Indicators: Artists on Climate Change
This 2018 exhibition brings together seventeen contemporary artists at Storm King’s Museum to present work that engages with the scientific, cultural, personal, and psychological challenges climate change has brought upon humankind. Several artists draw inspiration from Storm King’s landscape and local ecosystem to speak to broader environmental issues, global climate trends, and human ways of life. The artists, including Maya Lin and Allison Janae Hamilton, address a range of ideas, parsing the enormously complex topic of a climate in flux.
Points of Return
This exhibition (2023) was on view at The Umbrella Arts Center in Concord, MA, with five themed spaces dedicated to wide-ranging aspects of the climate crisis. The exhibition acted as a counter-narrative for the often suggested “point of no return” from climate change and emphasized that solutions remain within sight. Through dynamic display and crossing several artistic disciplines, this 27-artist show provided commentary, reflection, and creative therapeutic strategies.

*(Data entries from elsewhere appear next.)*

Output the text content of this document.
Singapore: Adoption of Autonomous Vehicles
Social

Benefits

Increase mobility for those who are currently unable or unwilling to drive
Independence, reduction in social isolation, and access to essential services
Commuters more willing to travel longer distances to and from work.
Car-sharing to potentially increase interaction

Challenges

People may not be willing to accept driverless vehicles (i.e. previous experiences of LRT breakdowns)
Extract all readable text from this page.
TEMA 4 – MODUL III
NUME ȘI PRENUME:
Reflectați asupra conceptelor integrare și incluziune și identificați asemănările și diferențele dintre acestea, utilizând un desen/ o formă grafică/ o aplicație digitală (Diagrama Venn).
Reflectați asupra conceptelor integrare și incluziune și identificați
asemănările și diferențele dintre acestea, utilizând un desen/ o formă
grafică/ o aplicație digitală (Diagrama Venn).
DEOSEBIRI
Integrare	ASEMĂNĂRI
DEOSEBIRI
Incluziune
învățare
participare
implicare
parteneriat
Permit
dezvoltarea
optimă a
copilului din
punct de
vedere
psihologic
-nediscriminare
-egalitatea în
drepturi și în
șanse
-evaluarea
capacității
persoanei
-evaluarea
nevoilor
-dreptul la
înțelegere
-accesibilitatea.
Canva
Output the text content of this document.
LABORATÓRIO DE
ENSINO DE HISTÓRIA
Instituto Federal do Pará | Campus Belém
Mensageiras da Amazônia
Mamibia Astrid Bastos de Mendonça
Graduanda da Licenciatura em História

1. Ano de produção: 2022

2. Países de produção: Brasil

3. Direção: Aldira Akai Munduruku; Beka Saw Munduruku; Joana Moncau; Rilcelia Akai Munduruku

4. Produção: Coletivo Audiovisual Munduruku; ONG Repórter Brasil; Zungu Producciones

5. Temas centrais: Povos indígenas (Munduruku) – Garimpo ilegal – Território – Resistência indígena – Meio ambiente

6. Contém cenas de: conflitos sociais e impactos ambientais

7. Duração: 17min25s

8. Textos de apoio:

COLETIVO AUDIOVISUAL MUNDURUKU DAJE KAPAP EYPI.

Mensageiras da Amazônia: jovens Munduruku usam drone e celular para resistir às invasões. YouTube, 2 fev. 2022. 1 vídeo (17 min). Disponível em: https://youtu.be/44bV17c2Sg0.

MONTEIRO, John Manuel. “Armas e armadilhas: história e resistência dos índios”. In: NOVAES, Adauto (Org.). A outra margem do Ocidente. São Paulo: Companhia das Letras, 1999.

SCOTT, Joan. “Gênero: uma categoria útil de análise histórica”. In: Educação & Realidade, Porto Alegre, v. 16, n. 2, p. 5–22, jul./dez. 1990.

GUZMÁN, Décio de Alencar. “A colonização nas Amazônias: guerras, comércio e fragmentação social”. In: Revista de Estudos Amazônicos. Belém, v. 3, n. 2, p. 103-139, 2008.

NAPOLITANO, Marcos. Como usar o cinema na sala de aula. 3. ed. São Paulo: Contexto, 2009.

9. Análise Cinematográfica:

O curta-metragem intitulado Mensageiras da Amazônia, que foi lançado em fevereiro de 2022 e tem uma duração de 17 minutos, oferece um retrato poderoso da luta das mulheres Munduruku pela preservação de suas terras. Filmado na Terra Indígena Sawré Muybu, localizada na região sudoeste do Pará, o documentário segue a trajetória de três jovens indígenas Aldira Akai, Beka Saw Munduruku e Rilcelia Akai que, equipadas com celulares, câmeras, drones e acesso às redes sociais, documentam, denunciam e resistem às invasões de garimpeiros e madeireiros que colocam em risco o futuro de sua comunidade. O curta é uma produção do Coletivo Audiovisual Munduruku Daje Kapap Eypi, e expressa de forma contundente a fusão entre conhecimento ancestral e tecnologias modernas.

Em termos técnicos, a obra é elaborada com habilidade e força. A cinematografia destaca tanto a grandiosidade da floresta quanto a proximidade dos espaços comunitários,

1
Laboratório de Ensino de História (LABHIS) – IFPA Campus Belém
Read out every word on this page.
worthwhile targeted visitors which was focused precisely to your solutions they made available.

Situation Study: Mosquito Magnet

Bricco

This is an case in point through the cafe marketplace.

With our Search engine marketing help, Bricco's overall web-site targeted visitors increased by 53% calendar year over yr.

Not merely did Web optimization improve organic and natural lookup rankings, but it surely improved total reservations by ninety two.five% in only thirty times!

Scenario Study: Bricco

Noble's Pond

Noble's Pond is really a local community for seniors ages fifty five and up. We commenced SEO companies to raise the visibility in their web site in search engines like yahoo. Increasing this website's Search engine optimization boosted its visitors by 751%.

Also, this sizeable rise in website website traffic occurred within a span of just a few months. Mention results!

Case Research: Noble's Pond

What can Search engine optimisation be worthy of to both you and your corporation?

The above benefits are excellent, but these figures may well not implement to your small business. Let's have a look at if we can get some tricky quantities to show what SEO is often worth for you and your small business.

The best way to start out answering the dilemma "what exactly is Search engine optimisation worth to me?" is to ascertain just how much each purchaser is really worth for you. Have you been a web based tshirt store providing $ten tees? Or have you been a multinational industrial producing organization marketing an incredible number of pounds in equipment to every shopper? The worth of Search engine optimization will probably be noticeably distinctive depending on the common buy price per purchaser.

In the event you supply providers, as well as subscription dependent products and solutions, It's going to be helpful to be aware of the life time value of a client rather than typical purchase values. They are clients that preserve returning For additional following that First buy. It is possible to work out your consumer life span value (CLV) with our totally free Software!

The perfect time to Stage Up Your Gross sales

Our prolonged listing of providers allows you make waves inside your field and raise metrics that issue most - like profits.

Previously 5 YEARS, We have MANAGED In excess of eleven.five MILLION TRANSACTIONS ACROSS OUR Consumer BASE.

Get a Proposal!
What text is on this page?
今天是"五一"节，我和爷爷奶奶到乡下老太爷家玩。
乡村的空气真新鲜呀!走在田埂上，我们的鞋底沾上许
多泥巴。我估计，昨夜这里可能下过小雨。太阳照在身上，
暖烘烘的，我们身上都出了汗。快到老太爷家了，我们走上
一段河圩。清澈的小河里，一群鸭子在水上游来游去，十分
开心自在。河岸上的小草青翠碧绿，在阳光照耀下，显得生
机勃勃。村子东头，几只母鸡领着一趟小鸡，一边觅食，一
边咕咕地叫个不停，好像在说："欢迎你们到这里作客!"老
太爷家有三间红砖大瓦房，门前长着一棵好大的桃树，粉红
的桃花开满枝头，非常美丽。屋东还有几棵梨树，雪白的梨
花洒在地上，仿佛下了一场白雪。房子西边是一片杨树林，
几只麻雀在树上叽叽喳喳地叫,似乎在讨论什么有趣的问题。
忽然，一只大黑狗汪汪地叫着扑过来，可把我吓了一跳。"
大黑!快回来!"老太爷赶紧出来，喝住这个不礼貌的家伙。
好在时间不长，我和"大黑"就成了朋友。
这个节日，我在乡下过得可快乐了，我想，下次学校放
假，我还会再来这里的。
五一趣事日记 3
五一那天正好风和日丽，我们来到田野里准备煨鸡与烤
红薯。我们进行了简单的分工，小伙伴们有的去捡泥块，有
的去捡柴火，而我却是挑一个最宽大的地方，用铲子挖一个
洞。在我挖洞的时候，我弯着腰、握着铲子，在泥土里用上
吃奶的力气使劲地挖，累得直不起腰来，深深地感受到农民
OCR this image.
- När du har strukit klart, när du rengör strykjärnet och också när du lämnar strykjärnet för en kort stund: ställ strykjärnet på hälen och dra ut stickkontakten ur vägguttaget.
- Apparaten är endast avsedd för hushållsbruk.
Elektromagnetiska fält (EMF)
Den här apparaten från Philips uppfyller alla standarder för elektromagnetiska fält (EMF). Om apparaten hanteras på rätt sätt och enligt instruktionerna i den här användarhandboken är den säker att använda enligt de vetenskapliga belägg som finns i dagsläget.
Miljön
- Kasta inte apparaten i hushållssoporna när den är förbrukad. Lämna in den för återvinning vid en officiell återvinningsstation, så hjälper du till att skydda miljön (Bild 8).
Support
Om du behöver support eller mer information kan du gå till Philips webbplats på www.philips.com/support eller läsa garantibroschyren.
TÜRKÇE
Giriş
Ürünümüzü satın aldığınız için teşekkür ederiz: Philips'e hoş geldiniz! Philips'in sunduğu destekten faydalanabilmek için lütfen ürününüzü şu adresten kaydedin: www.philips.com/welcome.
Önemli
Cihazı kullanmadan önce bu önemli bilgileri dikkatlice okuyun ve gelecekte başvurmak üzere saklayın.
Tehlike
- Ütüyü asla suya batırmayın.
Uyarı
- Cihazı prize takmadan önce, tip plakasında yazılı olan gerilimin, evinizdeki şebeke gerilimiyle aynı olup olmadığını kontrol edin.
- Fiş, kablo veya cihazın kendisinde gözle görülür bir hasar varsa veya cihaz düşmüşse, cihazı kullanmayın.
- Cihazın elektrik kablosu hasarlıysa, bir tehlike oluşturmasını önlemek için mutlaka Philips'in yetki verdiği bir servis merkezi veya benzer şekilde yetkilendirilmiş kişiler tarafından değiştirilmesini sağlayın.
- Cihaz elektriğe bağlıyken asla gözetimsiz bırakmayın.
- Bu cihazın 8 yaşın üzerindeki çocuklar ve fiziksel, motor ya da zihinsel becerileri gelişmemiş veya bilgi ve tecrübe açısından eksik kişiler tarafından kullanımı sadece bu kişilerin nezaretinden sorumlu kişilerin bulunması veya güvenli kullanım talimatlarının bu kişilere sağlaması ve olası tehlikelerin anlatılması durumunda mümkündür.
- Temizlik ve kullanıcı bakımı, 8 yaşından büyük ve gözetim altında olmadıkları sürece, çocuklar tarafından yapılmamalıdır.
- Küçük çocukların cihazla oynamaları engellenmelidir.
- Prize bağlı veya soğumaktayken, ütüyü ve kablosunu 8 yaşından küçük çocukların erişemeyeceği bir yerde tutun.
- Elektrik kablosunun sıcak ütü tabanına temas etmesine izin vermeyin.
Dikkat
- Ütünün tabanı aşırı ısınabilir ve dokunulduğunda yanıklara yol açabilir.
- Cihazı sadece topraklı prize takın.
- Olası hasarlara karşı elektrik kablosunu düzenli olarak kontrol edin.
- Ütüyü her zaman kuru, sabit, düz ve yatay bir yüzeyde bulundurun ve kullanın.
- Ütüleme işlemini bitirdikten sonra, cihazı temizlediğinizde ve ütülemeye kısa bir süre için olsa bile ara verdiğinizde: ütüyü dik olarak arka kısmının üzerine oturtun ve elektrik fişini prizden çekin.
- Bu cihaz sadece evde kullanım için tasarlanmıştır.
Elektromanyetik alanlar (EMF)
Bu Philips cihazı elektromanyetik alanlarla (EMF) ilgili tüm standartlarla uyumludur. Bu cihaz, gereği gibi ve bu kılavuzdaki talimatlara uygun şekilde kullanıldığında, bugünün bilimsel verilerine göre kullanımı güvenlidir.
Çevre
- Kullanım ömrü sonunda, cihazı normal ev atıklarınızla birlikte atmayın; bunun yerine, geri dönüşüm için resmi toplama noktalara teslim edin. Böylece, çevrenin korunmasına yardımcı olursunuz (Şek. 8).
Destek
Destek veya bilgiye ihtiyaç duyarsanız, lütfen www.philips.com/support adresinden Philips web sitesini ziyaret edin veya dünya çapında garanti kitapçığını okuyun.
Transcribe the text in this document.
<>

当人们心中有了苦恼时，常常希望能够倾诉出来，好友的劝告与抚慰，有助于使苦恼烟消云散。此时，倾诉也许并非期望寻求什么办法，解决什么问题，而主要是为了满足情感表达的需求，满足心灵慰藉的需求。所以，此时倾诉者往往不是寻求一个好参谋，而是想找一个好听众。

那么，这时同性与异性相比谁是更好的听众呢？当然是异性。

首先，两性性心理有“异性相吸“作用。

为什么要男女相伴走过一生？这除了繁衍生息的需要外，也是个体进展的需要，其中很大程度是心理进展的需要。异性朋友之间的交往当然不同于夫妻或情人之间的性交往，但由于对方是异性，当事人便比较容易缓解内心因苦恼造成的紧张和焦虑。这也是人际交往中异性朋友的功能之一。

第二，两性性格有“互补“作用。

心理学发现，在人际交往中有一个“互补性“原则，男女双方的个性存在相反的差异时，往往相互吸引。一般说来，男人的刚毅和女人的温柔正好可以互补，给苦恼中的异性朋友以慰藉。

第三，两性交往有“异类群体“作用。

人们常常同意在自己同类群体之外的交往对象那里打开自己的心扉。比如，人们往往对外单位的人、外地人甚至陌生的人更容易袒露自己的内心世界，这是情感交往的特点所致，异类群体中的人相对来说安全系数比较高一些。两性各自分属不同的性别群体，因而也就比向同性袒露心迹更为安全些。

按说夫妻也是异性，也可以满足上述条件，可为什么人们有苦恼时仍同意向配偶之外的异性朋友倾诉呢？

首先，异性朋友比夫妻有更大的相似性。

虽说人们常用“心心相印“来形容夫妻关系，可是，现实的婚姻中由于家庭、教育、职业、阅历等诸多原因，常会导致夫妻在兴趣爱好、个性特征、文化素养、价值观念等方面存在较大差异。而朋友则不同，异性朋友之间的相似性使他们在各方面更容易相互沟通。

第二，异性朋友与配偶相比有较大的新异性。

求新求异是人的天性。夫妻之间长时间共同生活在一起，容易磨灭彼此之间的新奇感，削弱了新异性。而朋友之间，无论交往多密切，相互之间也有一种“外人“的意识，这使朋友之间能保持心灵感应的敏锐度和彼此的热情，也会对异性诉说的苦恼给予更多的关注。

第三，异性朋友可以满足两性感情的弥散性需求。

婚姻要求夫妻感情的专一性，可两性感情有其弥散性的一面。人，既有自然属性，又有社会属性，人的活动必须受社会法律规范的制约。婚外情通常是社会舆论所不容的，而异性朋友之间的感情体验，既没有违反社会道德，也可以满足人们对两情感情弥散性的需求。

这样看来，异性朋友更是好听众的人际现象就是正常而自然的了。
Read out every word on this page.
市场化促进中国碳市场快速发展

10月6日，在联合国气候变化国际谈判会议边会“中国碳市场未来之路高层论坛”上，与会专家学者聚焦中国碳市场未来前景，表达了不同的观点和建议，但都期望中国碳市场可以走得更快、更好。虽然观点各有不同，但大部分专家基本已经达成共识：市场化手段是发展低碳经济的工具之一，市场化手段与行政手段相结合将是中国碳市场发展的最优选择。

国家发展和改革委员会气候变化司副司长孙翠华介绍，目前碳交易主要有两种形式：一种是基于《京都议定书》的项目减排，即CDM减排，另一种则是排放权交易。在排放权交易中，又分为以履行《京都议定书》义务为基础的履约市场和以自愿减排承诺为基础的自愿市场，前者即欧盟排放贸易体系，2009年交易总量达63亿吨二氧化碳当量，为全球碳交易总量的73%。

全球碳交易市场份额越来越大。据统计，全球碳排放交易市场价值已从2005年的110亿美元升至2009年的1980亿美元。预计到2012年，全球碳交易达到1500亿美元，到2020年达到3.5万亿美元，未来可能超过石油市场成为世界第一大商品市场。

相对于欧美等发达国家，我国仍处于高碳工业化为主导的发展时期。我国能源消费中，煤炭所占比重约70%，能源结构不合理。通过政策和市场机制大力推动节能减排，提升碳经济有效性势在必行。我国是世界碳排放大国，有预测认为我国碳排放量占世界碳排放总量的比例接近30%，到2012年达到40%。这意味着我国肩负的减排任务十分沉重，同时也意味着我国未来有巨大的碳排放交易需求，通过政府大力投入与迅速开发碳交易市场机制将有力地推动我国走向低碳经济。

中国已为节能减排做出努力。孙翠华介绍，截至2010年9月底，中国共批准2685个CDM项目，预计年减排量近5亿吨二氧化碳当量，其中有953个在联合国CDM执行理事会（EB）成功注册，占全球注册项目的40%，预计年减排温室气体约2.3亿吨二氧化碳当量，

Climate Action: Inspiring Change
Peabody Essex Museum’s timely exhibition (2023) brought together dynamic contemporary art, hands-on experiences, and inspiring works by youth artists to help guide us toward making a difference for the planet. The exhibition combined creativity, science, and participation to raise awareness about climate change issues, focusing on known solutions, including Indigenous practices.
Rising Waters: Photographs of Sandy
This 2014 exhibition marked one-year after Superstorm Sandy and focused on the impacts on individuals and their homes, streets, and neighborhoods. The works in this show were submitted by over a thousand professional and amateur photographers who responded to an open call for images in the storm's wake. The juried exhibition featured striking before-and-after images of the hurricane's impact on the New York region, including preparations, the storm's destructive effects, and the ongoing rebuilding efforts. The exhibition is of a community nature, which is also emphasized in its programming— a well-timed reminder that climate change can be effectively tackled as a collective effort.
Rivers of Ice: Vanishing Glaciers of the Greater Himalaya
The Himalayas are home to some of the world's most magnificent peaks and largest glaciers, which supply crucial seasonal flows to rivers across Asia. Yet they are disappearing at an alarming rate. This exhibition (2010) at the Asia Society, New York, presented new photographs of these "water towers of Asia" by mountaineer and photographer David Breashears alongside archival photographs taken over the past century by some of the world's most outstanding mountain photographers. The comparison starkly reveals the catastrophic loss of ice during the intervening years.